Adaptive reuse is a hot concept, but regulatory and financial hurdles have made it slow to catch on in practice.

With many companies offering their employees long-term remote work and ending their leases on large urban office buildings, the future of business districts may lie in adaptive reuse, writes Henry Grabar in Slate. "Many business districts face the highest vacancy rates in decades, and a hundred million square feet of new supply from the pre-pandemic cycle is still coming online each quarter."
"There’s ample precedent for adaptive reuse as an engine of urban revitalization.
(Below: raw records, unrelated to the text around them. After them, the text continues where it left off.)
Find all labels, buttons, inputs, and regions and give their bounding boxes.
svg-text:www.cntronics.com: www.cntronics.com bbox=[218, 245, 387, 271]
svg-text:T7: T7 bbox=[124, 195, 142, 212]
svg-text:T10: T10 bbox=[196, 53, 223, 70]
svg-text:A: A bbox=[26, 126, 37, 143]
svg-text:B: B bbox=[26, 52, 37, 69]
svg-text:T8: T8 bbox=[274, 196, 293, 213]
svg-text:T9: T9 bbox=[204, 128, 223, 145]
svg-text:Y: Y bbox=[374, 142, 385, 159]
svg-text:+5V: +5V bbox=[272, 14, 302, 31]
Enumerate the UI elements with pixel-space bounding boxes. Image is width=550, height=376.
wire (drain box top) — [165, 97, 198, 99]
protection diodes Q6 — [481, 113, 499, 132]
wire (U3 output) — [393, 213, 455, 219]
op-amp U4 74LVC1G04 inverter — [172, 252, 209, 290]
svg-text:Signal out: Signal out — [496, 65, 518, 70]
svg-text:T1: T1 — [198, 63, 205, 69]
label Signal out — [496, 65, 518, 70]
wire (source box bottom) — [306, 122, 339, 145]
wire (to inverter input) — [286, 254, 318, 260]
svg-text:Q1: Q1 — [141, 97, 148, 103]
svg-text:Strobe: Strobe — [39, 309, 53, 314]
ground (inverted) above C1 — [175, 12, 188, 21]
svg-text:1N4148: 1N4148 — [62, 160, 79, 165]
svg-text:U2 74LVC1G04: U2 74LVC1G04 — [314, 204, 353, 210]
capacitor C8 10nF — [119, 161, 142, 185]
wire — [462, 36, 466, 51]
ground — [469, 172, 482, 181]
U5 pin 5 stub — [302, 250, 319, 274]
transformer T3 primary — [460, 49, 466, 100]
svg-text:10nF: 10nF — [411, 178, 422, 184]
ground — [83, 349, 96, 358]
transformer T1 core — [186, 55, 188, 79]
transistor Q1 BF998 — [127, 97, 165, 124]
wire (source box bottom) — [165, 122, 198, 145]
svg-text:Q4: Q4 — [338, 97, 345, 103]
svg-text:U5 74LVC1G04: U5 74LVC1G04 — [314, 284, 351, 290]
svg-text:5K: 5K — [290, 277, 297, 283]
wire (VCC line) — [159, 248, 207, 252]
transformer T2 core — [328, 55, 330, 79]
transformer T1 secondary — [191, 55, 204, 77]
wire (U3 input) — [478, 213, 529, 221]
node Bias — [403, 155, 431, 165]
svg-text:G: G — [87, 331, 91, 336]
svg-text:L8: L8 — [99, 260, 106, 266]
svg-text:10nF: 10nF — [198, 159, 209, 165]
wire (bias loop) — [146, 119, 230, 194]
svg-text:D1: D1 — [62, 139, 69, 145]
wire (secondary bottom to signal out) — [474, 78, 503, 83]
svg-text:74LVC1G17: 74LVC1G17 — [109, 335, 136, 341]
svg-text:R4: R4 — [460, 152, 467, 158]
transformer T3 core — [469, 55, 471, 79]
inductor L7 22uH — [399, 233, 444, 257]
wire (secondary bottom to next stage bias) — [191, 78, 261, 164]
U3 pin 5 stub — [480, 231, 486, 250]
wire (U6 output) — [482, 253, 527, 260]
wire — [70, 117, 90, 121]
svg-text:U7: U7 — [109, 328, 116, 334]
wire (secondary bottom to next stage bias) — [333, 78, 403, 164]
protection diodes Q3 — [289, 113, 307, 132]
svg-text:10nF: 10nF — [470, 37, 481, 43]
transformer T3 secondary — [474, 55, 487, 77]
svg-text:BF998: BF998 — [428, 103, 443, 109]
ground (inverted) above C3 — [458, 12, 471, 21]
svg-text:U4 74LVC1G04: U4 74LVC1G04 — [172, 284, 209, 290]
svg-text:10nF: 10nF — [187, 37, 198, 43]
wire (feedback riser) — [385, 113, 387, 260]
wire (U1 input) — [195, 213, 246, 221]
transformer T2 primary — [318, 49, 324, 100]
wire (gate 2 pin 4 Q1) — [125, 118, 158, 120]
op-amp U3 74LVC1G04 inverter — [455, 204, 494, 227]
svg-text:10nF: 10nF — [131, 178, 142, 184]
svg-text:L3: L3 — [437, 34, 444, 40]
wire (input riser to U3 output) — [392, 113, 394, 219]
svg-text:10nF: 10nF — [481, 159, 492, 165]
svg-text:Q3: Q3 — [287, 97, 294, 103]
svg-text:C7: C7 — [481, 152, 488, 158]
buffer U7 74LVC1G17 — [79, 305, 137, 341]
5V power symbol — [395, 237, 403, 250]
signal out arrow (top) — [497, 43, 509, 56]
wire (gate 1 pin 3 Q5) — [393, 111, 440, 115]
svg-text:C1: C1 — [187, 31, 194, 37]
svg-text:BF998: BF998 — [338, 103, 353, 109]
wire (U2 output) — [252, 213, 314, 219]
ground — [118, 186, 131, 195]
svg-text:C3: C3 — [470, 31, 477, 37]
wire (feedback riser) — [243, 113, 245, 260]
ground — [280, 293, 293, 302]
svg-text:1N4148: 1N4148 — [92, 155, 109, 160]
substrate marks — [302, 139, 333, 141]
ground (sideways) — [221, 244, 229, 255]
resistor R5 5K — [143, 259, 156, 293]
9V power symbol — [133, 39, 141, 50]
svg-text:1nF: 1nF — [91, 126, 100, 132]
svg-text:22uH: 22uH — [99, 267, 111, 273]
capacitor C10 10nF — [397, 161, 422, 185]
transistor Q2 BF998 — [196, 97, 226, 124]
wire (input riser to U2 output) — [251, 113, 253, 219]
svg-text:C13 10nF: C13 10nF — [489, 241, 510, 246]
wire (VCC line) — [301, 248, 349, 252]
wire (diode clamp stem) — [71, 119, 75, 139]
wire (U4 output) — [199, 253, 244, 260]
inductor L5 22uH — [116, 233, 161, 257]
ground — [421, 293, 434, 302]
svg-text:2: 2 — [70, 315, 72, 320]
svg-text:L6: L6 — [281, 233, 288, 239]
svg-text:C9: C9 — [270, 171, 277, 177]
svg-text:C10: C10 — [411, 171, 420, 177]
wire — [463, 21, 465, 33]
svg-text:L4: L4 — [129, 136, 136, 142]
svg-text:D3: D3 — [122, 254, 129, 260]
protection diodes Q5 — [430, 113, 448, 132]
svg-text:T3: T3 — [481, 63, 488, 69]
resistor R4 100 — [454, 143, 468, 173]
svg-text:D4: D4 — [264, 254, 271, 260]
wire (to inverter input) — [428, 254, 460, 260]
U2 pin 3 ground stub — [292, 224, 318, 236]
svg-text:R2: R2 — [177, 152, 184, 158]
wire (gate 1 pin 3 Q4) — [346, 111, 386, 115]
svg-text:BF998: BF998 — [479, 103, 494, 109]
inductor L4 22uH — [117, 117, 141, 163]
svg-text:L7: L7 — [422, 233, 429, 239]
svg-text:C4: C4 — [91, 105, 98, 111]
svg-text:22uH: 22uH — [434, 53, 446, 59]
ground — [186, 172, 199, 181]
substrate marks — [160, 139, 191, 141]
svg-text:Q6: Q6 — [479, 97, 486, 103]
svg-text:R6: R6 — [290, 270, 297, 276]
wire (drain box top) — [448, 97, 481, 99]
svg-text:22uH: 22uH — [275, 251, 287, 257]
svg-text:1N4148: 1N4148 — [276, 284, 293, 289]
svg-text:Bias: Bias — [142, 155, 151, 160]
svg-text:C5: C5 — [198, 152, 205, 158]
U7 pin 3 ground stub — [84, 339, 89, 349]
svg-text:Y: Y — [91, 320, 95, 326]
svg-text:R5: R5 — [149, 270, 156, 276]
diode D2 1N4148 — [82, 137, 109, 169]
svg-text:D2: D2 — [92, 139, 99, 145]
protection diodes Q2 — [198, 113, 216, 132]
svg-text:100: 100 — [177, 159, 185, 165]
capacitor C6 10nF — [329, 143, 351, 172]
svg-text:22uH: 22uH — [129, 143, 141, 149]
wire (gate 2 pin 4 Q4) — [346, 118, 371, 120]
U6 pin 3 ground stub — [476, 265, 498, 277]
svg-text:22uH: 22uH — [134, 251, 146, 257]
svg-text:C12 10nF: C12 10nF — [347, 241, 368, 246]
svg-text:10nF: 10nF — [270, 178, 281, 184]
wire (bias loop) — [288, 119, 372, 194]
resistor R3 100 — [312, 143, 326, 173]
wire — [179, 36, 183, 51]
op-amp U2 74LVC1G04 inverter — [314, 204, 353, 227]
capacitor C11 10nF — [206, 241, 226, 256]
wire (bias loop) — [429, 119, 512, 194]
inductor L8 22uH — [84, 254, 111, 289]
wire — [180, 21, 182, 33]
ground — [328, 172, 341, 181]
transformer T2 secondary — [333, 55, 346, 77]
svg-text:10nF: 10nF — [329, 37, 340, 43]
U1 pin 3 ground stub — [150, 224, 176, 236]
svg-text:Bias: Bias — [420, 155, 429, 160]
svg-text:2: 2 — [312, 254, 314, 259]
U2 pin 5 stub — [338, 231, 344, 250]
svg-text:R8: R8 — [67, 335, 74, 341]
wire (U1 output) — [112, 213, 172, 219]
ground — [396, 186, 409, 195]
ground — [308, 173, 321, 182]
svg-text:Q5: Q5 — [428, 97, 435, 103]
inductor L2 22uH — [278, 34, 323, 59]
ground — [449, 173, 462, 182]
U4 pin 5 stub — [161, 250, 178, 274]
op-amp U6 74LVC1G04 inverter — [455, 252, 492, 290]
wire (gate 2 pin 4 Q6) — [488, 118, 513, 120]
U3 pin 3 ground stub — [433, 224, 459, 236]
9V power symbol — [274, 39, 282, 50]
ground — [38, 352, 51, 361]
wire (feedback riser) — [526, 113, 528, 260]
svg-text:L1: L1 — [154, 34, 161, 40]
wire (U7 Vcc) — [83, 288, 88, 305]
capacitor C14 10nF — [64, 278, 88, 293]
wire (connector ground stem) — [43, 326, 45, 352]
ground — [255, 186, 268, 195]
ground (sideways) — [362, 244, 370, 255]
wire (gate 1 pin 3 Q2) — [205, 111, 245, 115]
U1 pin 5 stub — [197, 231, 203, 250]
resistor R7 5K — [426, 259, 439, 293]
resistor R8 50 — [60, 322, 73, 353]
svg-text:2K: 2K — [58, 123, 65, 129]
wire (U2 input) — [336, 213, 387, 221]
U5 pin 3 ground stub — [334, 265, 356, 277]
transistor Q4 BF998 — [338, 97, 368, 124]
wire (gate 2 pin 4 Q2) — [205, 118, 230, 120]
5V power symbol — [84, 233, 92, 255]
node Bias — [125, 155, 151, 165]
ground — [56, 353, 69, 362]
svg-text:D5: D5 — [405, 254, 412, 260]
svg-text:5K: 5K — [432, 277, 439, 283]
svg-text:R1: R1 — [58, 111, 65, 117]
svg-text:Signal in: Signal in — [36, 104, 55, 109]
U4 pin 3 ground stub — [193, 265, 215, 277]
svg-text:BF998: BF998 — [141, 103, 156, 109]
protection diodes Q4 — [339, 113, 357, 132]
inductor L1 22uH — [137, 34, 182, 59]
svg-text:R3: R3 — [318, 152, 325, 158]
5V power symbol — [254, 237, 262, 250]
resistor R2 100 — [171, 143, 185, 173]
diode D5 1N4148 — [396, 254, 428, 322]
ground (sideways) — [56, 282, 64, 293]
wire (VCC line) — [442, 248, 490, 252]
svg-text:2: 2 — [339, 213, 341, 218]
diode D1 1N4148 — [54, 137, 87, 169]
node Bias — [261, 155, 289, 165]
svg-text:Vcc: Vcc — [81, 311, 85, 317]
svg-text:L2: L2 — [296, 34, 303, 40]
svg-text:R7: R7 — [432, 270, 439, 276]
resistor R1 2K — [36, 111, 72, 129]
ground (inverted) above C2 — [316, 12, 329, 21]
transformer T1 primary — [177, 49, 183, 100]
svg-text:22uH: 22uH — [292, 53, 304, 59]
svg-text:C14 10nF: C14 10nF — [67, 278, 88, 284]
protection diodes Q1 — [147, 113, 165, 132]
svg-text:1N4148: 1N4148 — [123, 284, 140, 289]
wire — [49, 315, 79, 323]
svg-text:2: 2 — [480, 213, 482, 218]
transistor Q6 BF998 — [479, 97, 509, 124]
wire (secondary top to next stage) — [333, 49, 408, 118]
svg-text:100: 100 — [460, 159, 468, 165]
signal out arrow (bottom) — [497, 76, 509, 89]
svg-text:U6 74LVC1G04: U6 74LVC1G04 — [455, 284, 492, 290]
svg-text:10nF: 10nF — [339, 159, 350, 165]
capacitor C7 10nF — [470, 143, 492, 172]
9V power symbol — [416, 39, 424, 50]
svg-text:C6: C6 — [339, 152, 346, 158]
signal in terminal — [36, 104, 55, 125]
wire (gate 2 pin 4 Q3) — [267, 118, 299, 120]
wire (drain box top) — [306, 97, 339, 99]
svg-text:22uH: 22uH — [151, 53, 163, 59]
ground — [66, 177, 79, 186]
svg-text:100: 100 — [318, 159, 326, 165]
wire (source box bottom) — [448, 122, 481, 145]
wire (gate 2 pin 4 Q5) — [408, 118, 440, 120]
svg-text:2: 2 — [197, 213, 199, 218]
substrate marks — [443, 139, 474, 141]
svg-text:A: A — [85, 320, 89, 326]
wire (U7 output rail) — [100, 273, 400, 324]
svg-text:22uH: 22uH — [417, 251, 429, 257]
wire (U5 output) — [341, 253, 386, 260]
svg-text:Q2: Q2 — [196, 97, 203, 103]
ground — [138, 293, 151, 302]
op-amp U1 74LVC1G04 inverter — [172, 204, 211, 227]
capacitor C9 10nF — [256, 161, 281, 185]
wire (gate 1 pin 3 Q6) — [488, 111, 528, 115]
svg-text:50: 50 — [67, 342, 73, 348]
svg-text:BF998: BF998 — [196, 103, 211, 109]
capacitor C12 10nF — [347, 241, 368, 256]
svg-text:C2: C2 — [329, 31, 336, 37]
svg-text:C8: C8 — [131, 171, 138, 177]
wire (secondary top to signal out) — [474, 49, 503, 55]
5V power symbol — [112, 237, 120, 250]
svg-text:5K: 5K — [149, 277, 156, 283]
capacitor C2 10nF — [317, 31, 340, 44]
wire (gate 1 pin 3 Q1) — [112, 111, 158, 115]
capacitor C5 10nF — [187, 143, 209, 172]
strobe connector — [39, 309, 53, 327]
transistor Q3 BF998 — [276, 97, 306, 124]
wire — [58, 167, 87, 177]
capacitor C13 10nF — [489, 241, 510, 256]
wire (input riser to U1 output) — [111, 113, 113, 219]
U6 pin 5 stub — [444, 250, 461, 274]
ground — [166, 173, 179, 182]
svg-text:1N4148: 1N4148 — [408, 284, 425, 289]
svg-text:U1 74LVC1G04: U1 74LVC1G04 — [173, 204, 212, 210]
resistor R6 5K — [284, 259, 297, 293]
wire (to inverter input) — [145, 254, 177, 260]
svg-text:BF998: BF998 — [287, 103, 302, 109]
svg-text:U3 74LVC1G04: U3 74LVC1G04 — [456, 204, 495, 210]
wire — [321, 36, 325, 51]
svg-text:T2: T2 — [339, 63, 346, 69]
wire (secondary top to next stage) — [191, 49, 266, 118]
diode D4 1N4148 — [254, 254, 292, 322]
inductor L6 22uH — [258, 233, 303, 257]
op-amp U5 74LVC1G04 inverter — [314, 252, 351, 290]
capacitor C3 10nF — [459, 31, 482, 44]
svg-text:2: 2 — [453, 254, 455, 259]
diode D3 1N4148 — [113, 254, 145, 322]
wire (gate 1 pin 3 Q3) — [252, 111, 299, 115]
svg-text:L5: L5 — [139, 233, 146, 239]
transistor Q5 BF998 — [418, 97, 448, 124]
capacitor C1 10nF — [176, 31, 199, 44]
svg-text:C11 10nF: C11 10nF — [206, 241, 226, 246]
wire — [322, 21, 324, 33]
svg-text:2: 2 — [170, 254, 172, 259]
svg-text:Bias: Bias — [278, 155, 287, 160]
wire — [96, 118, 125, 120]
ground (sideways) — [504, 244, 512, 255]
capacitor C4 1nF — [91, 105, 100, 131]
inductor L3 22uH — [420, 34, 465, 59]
Light industrial buildings in New York City’s Cast Iron Historic District (today’s SoHo) were converted into live-work lofts starting in the 1960s. The rich stock of 20th century office buildings in Chicago and Los Angeles have been converted into apartments. New England mills have been appropriated as hotels and museums."
Adaptive reuse is "one of the greenest constructions you can do," says Scott Maenpaa, a project manager at Boston-based the Architectural Team, and can be 20 to 30 percent cheaper than new construction, but conversions across the country have been relatively slow. Long-term leases, in many cases ten years or more, are creating a lag in office building vacancy, and a complicated legal landscape makes the process difficult and expensive. So far, "office owners by and large aren’t yet trying to unload their buildings at conversion-friendly prices."
"'The current controls in place make it really difficult to be able to convert from office or hotel to residential,' said Sheila Pozon, a land use lawyer at Kramer Levin." Cities like Dallas and Baltimore "did not see significant conversion of older offices until they offered sizable tax breaks," indicating that, while adaptive reuse seems "a bigger trend will require a push."